Columbia International Affairs Online: Working Papers

CIAO DATE: 04/2013

The Security Implications of the Arab Spring

Eberhard Kienle

January 2013

The Geneva Centre for Security Policy

Abstract

This paper focuses on the implications that the ‘Arab spring’ has for the security of states and individuals in Europe and North America as core parts of the ‘West’. It first discusses potential challenges which emanate from the foreign policies of Arab governments that in different ways respond to recent protests and the processes of political change that they have initiated. Reflecting concerns of their main constituencies, the new governments in Tunisia, Egypt and Libya may increasingly, though probably moderately, question aspects of the current international order, in particular global inequalities and Western policies towards Israel and Iran. Conversely, many governments that so far managed to resist change (with Syria as a notable exception) are likely to focus on Iran and its allies as a major perceived threat and may complicate the dispassionate search for common ground. More generally, Western policy makers will have to take into account that security perceptions among Arab states will increasingly diverge.

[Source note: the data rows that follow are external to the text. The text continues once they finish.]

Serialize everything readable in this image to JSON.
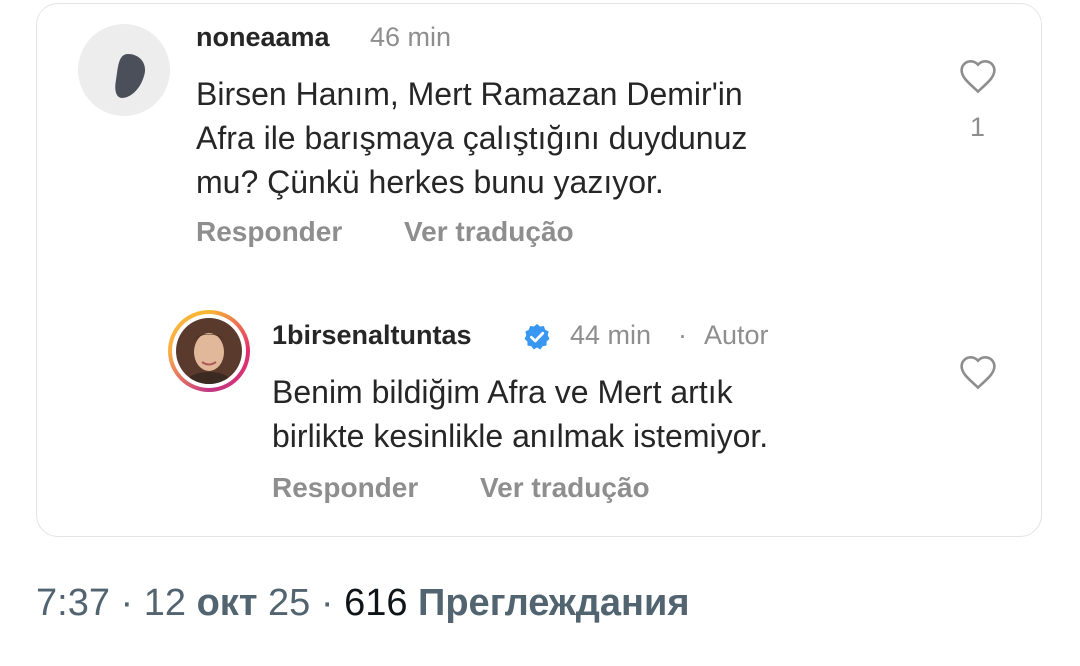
{
  "comment": {
    "username": "noneaama",
    "time": "46 min",
    "text_lines": [
      "Birsen Hanım, Mert Ramazan Demir'in",
      "Afra ile barışmaya çalıştığını duydunuz",
      "mu? Çünkü herkes bunu yazıyor."
    ],
    "likes": "1",
    "reply_label": "Responder",
    "translate_label": "Ver tradução"
  },
  "reply": {
    "username": "1birsenaltuntas",
    "time": "44 min",
    "separator": "·",
    "author_label": "Autor",
    "text_lines": [
      "Benim bildiğim Afra ve Mert artık",
      "birlikte kesinlikle anılmak istemiyor."
    ],
    "reply_label": "Responder",
    "translate_label": "Ver tradução"
  },
  "tweet_meta": {
    "time": "7:37",
    "sep1": "·",
    "date_day": "12",
    "date_month": "окт",
    "date_year": "25",
    "sep2": "·",
    "views_count": "616",
    "views_label": "Преглеждания"
  },
  "colors": {
    "verified": "#3897f0",
    "text": "#262626",
    "muted": "#8e8e8e"
  }
}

The paper then discusses challenges that directly emanate from the continued or increasing weakness of the Arab states that manifests itself in terms of state capacities including the monopoly of the means of coercion, policy delivery and related discontent, and even state disintegration. It argues that diverging interests and concerns between the ‘West’ and the new Arab governments are manageable if analysed independently of received wisdoms. This also applies to Islamists currently in government but not necessarily to all Islamists. Threats associated with weak and collapsing states ranging from dangers to the environment to areas dominated by organized crime and terrorists need to be addressed by patient, long term attempts at state building and reconciliation; these should be based on power sharing arrangements strengthened by capacity building and inclusive social and economic development.